Few modern medical breakthroughs have been as far reaching – and controversial – as stem cell use. But most people know little more about it beyond the swirling debate regarding the use of embryos. Over the course of the last ten years, however, stem cell research has begun to eradicate some of the most intractable and dangerous diseases.
Alice Park, senior science writer for Time magazine, has reported on health and medicine issues as diverse as AIDS, anxiety and Alzheimer's disease. Her new book, "Stem Cell Hope: How Stem Cell Medicine Can Change Our Lives," introduces readers to the science of stem cells, and the resulting advances in medicine that could revolutionize the way diseases are treated – and the way we treat disease. She will talk about her book Monday, June 13, at noon at Westport Public Library.
In "Stem Cell Hope: How Stem Cell Medicine Can Change Our Lives," Park follows the science from the cells' controversial beginnings to recent developments that might allow the creation of these versatile and life-saving cells without the need for embryos.
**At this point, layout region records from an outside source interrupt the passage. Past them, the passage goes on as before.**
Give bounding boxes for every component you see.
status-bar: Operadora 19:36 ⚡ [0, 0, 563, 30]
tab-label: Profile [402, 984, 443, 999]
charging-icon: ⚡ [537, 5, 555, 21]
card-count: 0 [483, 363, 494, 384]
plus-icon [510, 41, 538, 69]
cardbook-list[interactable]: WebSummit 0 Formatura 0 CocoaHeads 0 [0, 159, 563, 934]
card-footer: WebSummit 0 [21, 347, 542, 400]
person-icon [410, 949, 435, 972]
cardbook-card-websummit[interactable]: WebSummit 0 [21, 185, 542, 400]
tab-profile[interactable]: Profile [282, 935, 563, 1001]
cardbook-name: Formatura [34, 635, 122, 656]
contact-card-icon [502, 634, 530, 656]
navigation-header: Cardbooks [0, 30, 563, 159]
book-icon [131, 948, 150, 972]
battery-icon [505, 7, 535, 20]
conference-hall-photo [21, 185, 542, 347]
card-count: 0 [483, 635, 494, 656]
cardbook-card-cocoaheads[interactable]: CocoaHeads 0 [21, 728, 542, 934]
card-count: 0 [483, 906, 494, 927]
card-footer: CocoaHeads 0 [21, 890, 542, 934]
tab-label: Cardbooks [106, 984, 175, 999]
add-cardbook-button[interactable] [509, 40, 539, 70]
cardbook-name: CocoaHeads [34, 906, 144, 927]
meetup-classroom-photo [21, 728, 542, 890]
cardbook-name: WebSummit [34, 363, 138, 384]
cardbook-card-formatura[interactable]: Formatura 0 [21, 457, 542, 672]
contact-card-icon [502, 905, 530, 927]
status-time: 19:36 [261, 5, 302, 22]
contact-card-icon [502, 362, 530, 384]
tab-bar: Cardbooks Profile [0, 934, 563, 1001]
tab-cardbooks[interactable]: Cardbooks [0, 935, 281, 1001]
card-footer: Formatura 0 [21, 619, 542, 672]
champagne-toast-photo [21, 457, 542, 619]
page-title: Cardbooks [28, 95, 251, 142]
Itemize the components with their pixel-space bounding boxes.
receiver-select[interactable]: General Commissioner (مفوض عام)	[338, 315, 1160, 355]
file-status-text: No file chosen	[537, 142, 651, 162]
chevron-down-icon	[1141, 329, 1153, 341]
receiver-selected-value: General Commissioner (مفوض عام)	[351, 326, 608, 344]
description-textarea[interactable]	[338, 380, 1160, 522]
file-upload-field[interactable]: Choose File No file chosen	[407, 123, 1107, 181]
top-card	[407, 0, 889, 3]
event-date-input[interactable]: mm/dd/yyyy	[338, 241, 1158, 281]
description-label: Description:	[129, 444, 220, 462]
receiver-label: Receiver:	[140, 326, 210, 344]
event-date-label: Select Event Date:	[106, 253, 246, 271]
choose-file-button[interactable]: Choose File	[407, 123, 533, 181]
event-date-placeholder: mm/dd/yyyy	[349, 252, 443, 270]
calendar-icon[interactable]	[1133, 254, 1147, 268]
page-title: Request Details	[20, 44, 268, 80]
She also profiles scientists and leaders -- many of whom have compelling stories -- who have championed stem cell research throughout the years.
Ms. Park's work has been recognized with awards of excellence from the National Arthritis Foundation and the National Headache Foundation.
Her talk, which is free, takes place from noon to 1:30 p.m. in the Library's McManus Room. Books will be available for purchase and signing afterwards. A portion of the proceeds will benefit the Library.